Established in 2006, LED (LED Leisure Management Ltd) is a charitable not-for-profit organisation which aims to bring a range of cultural, sporting, and physical activities to people living in South West England.
The challenge
With a deep commitment to the communities it serves, LED is passionate about continuously improving the services it offers, and empowering its team to meet the needs of its customers and the wider organisation. The technology that sits behind its leisure centres – from its website for online bookings to its leisure management application and payment processing – is critical to achieving these aims. Reliability and availability of these applications are therefore essential for a good customer experience.
In addition, as a charity, cost is another key consideration, so the organisation makes every effort to ensure that it is operating as efficiently as possible.
Moving to the cloud offered the opportunity to right-size our infrastructure.
LED had been hosting its applications and servers in a traditional on-premise environment, through which the leisure centres accessed a centralised Remote Desktop Server (RDS) farm, which ran its booking and payment applications. While this setup had served the organisation well in the past, the operating system was nearing end of life and with its support contract coming to an end. Within this context LED saw the opportunity to migrate its applications to the cloud to future-proof its operations and achieve greater cost efficiencies.
Kate Hoskins, Head of Finance and Support Services at LED, explained: “As an organisation we’ve been steadily transforming our services and the technologies that support us to better serve our customers and employees, and help to move the business forward. A lack of flexibility in our previous on-premise arrangement slowed the pace of this transformation and meant that we were paying for capacity that wasn’t used a lot of the time.
“Moving to the cloud offered the opportunity to right-size our infrastructure so that we would only pay for what we use, which would go a long way towards preparing us for the long-term future. However, we needed a partner with the right skills and expertise to help us make the move.”
The fact that they only pay for the infrastructure they use will have a huge financial impact.
The solution
LED turned to Claranet to design, implement, and manage a new high-performance application hosting environment in Azure from the ground up, to create a rock-solid foundation for future projects and expansion.
Claranet set about building the environment in Azure, spinning VMs for its databases and web applications and migrating them across.
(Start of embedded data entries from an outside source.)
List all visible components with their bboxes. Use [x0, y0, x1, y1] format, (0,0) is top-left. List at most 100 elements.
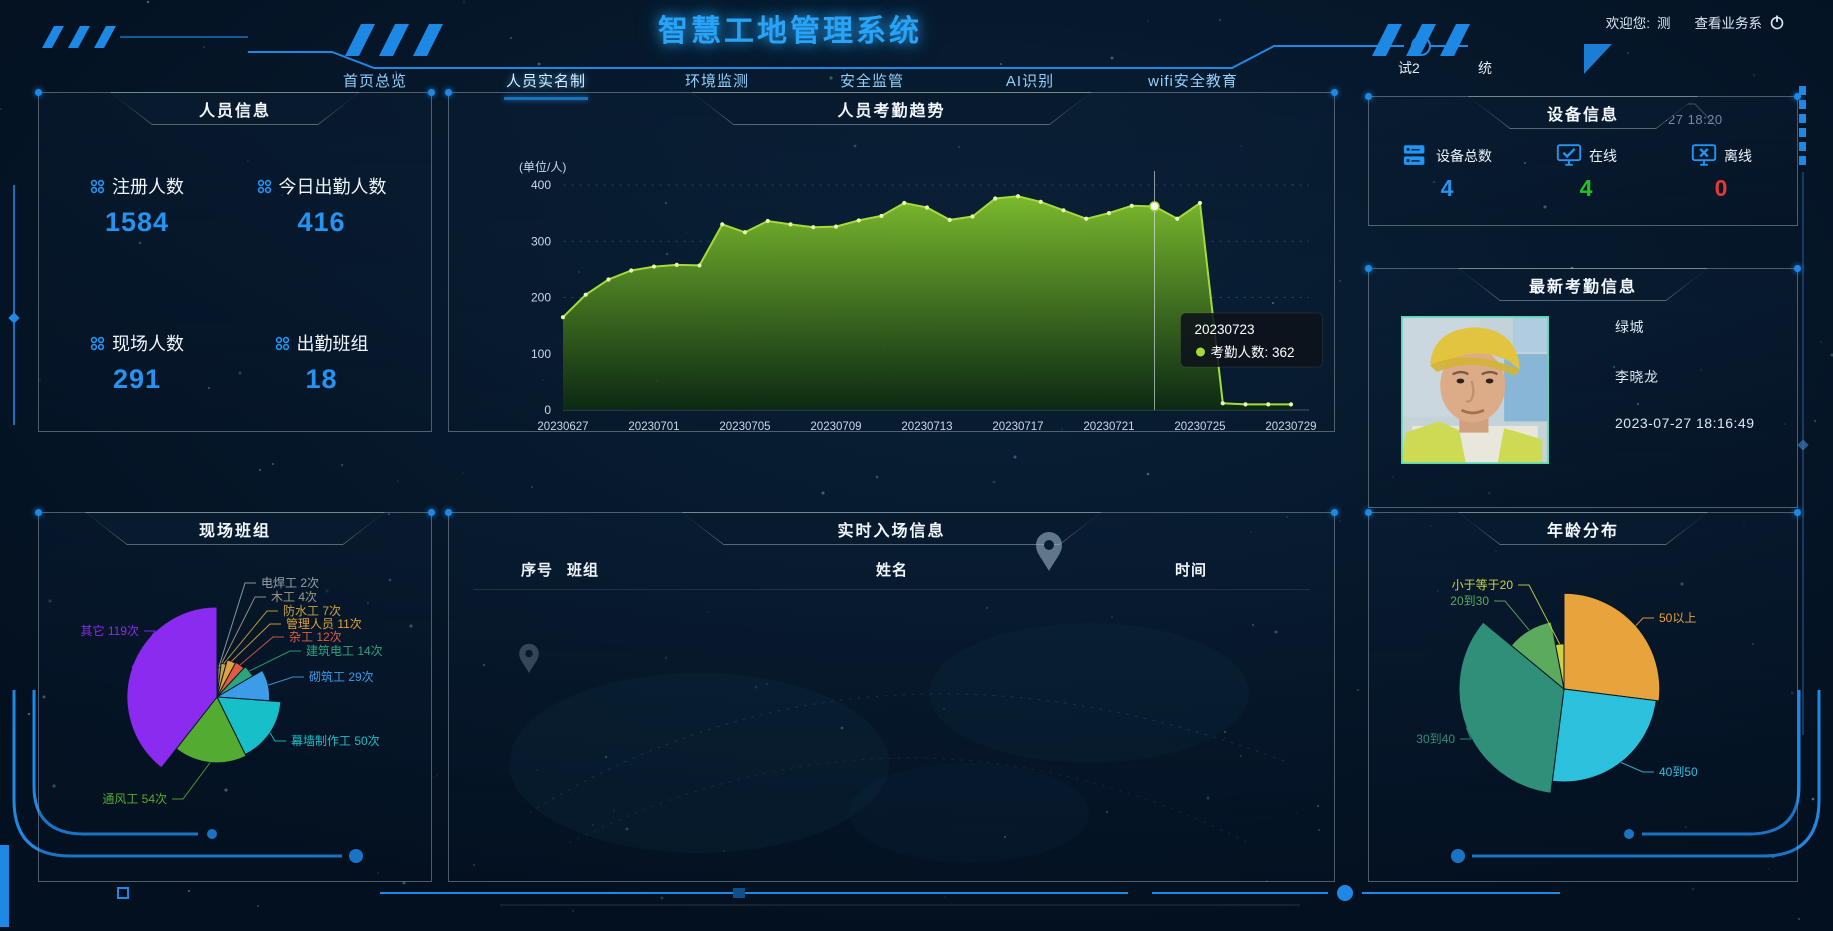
svg-text:杂工 12次: 杂工 12次 — [289, 630, 342, 644]
business-link[interactable]: 查看业务系 — [1694, 16, 1763, 31]
personnel-info-panel: 人员信息 注册人数 1584 今日出勤人数 416 现场人数 291 出勤班组 … — [35, 89, 435, 432]
svg-text:20230709: 20230709 — [810, 421, 861, 433]
tab-environment[interactable]: 环境监测 — [684, 73, 750, 90]
welcome-label: 欢迎您: — [1605, 16, 1650, 31]
stat-device-total: 设备总数 4 — [1385, 143, 1509, 202]
tab-extra-2[interactable]: 统 — [1478, 60, 1492, 76]
svg-text:0: 0 — [544, 403, 551, 417]
stat-registered: 注册人数 1584 — [57, 173, 217, 238]
stat-value: 1584 — [104, 207, 170, 237]
tab-real-name[interactable]: 人员实名制 — [500, 68, 592, 100]
attendance-trend-panel: 人员考勤趋势 0 100 200 300 400 (单位/人) 20230627 202307… — [445, 89, 1338, 435]
grid-icon — [90, 179, 105, 194]
panel-title: 实时入场信息 — [837, 522, 946, 540]
panel-title: 现场班组 — [198, 522, 271, 540]
stat-label: 现场人数 — [112, 334, 184, 354]
tab-wifi-edu[interactable]: wifi安全教育 — [1148, 73, 1238, 90]
tab-extra-1[interactable]: 试2 — [1398, 60, 1420, 76]
stat-label: 在线 — [1589, 147, 1617, 164]
svg-text:40到50: 40到50 — [1659, 765, 1698, 779]
panel-title: 设备信息 — [1546, 106, 1619, 124]
svg-text:20230713: 20230713 — [901, 421, 952, 433]
panel-title: 最新考勤信息 — [1528, 278, 1637, 296]
svg-text:考勤人数: 362: 考勤人数: 362 — [1211, 345, 1295, 360]
svg-text:20230627: 20230627 — [537, 421, 588, 433]
username: 测 — [1657, 16, 1671, 31]
column-header-name: 姓名 — [876, 562, 909, 579]
panel-title: 年龄分布 — [1546, 522, 1619, 540]
user-welcome-bar: 欢迎您: 测 查看业务系 — [1606, 12, 1785, 32]
svg-text:小于等于20: 小于等于20 — [1452, 578, 1514, 592]
svg-text:200: 200 — [531, 291, 551, 305]
svg-text:20230723: 20230723 — [1195, 322, 1255, 337]
svg-text:管理人员 11次: 管理人员 11次 — [286, 616, 362, 631]
stat-value: 0 — [1714, 175, 1728, 201]
svg-text:400: 400 — [531, 178, 551, 192]
stat-value: 4 — [1579, 175, 1593, 201]
column-header-team: 班组 — [567, 562, 600, 579]
stat-label: 注册人数 — [112, 177, 184, 197]
world-map-decoration — [509, 532, 1290, 863]
device-info-panel: 设备信息 设备总数 4 在线 4 离线 0 — [1365, 93, 1801, 226]
stat-today-attendance: 今日出勤人数 416 — [229, 173, 414, 238]
stat-label: 设备总数 — [1436, 147, 1492, 164]
stat-on-site: 现场人数 291 — [57, 330, 217, 395]
tab-safety[interactable]: 安全监管 — [839, 73, 905, 90]
tab-ai[interactable]: AI识别 — [1005, 73, 1055, 90]
svg-text:300: 300 — [531, 234, 551, 248]
column-header-seq: 序号 — [521, 562, 554, 579]
svg-text:30到40: 30到40 — [1416, 732, 1455, 746]
svg-text:建筑电工 14次: 建筑电工 14次 — [306, 643, 383, 658]
svg-text:幕墙制作工 50次: 幕墙制作工 50次 — [291, 734, 380, 748]
column-header-time: 时间 — [1175, 562, 1208, 579]
app-title: 智慧工地管理系统 — [658, 15, 922, 48]
latest-checkin-panel: 最新考勤信息 绿城 — [1365, 265, 1801, 508]
age-distribution-panel: 年龄分布 50以上 40到50 30到40 20到30 小于等于20 — [1365, 509, 1801, 882]
grid-icon — [275, 336, 290, 351]
stat-value: 18 — [305, 364, 338, 394]
realtime-entry-panel: 实时入场信息 序号 班组 姓名 时间 — [445, 509, 1338, 882]
svg-text:50以上: 50以上 — [1659, 611, 1696, 625]
stat-teams-attending: 出勤班组 18 — [229, 330, 414, 395]
svg-text:20230721: 20230721 — [1083, 421, 1134, 433]
svg-text:20230701: 20230701 — [628, 421, 679, 433]
stat-device-online: 在线 4 — [1524, 143, 1648, 202]
stat-device-offline: 离线 0 — [1659, 143, 1783, 202]
map-pin-icon — [1036, 532, 1062, 571]
stat-value: 416 — [297, 207, 346, 237]
svg-text:20到30: 20到30 — [1450, 594, 1489, 608]
checkin-name: 李晓龙 — [1615, 369, 1659, 385]
grid-icon — [257, 179, 272, 194]
tab-home[interactable]: 首页总览 — [342, 73, 408, 90]
panel-title: 人员信息 — [198, 102, 271, 120]
site-teams-panel: 现场班组 电焊工 2次 木工 4次 防水工 7次 管理人员 11次 杂工 12次 建筑电工… — [35, 509, 435, 882]
svg-text:20230717: 20230717 — [992, 421, 1043, 433]
svg-text:防水工 7次: 防水工 7次 — [283, 603, 341, 618]
map-pin-icon — [519, 643, 539, 673]
svg-text:100: 100 — [531, 347, 551, 361]
svg-text:木工 4次: 木工 4次 — [271, 590, 317, 604]
device-online-icon — [1555, 143, 1583, 168]
svg-text:(单位/人): (单位/人) — [519, 159, 566, 174]
svg-text:20230725: 20230725 — [1174, 421, 1225, 433]
grid-icon — [90, 336, 105, 351]
stat-label: 出勤班组 — [296, 334, 369, 354]
age-rose-chart[interactable]: 50以上 40到50 30到40 20到30 小于等于20 — [1369, 547, 1797, 879]
svg-text:20230705: 20230705 — [719, 421, 770, 433]
device-offline-icon — [1690, 143, 1718, 168]
checkin-company: 绿城 — [1615, 319, 1644, 335]
device-total-icon — [1402, 143, 1430, 168]
stat-label: 离线 — [1724, 147, 1752, 164]
stat-label: 今日出勤人数 — [278, 177, 387, 197]
svg-text:20230729: 20230729 — [1265, 421, 1316, 433]
worker-photo — [1401, 315, 1549, 465]
stat-value: 4 — [1440, 175, 1454, 201]
attendance-area-chart[interactable]: 0 100 200 300 400 (单位/人) 20230627 20230701 20230… — [459, 125, 1324, 435]
panel-title: 人员考勤趋势 — [837, 102, 946, 120]
table-divider — [473, 589, 1310, 590]
checkin-time: 2023-07-27 18:16:49 — [1615, 415, 1755, 431]
power-icon[interactable] — [1769, 14, 1785, 30]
The team moved LED’s RDS farm over to Windows Server 2016, addressing the end of life issue and delivering new functionality.
To keep its employees connected securely to critical line-of-business data and applications, Claranet built in a secure connection to Azure – Azure ExpressRoute – ensuring that LED’s traffic never leaves its private network when accessing its applications. This effectively makes the Azure platform an extension of LED’s corporate environment and helps to safeguard availability, reliability, and security.
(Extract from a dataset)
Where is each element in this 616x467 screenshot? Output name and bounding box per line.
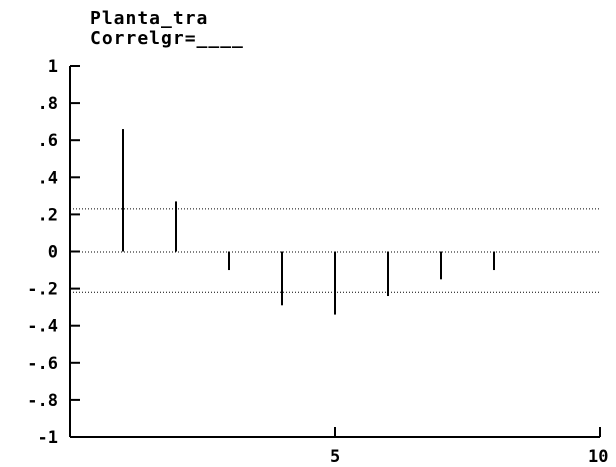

The solution takes full advantage of Azure’s scalability and scales up and down in line with demand. This ensures that its applications can easily handle sudden increases in web traffic without impacting the user experience, and that LED only pays for what it uses.
As a fully managed service, Claranet provides complete support behind the scenes, ensuring and protecting application availability and offering advice on how to optimise the infrastructure to deliver performance improvements and cost savings.
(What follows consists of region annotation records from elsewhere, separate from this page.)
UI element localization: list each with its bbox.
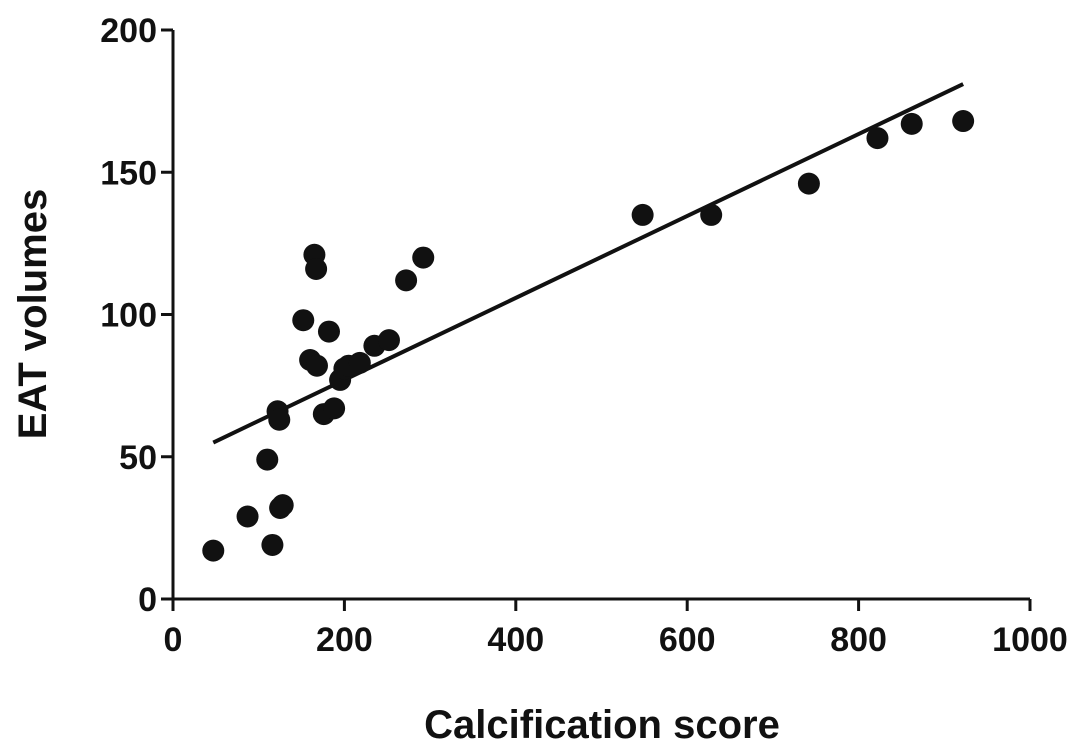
x-tick-label: 200: [316, 621, 373, 659]
data-point: [631, 203, 654, 226]
data-point: [952, 110, 975, 133]
data-point: [202, 539, 225, 562]
data-point: [866, 127, 889, 150]
data-point: [236, 505, 259, 528]
axes: 0 200 400 600 800 1000 0 50 100 150 200: [100, 12, 1068, 659]
data-point: [323, 397, 346, 420]
data-point: [268, 408, 291, 431]
regression-line: [212, 82, 965, 445]
data-point: [271, 494, 294, 517]
y-tick-label: 50: [119, 439, 157, 477]
data-point: [292, 309, 315, 332]
x-axis-title: Calcification score: [424, 703, 780, 747]
data-point: [261, 533, 284, 556]
data-point: [412, 246, 435, 269]
data-point: [348, 351, 371, 374]
plot-area: [202, 82, 975, 562]
y-tick-label: 100: [100, 297, 157, 335]
x-tick-label: 400: [487, 621, 544, 659]
x-tick-label: 0: [164, 621, 183, 659]
data-point: [395, 269, 418, 292]
data-point: [256, 448, 279, 471]
y-tick-label: 150: [100, 154, 157, 192]
x-tick-label: 600: [659, 621, 716, 659]
x-tick-label: 800: [830, 621, 887, 659]
data-point: [377, 329, 400, 352]
y-axis-title: EAT volumes: [11, 189, 55, 439]
data-point: [305, 354, 328, 377]
data-point: [700, 203, 723, 226]
data-point: [900, 112, 923, 135]
data-point: [305, 257, 328, 280]
y-tick-label: 200: [100, 12, 157, 50]
data-point: [317, 320, 340, 343]
x-tick-label: 1000: [992, 621, 1068, 659]
data-point: [797, 172, 820, 195]
y-tick-label: 0: [138, 581, 157, 619]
We’d struggle to operate without the services that Claranet provides.
The result
In a big departure from its previous on-premise environment – which it had to run 24/7 – LED now has the flexibility to turn things off when they aren’t being used. The fact that they only pay for the infrastructure they use will have a huge financial impact in the long run. As the pace of technological change in leisure quickens, the cloud environment also allows the team to strengthen change control by allowing the ICT team to build temporary appropriate environments for trials or the duration of a project.
Kate explained: “The scalability and flexibility of our new infrastructure have brought huge benefits. We get a big rush from members using online booking to book into facilities and classes when new sessions are released because they tend to fill up fast, so we need capacity at that point but not for the rest of the night. It just doesn’t make sense for us to keep all of our servers running all the time. Even something as small as this has made a difference to our bottom line.”
This migration is the latest in a series of projects that Claranet has carried out in partnership with LED over the last two decades. These have provided a range of different services, including its MPLS network, and Claranet is also currently in the process of deploying its Hosted Voice service. This, according to Kate, has made Claranet a strategically important and trusted partner for the organisation.
Kate continued: “We’d struggle to operate without the services that Claranet provides. If the network goes down, for example, we’d be unable to take card payments or make bookings so they’re effectively the lifeline for our customer experience and revenues. A public cloud platform with Claranet’s technical expertise behind our in house team has enabled us to drive the business forward, safe in the knowledge we’re in good hands.”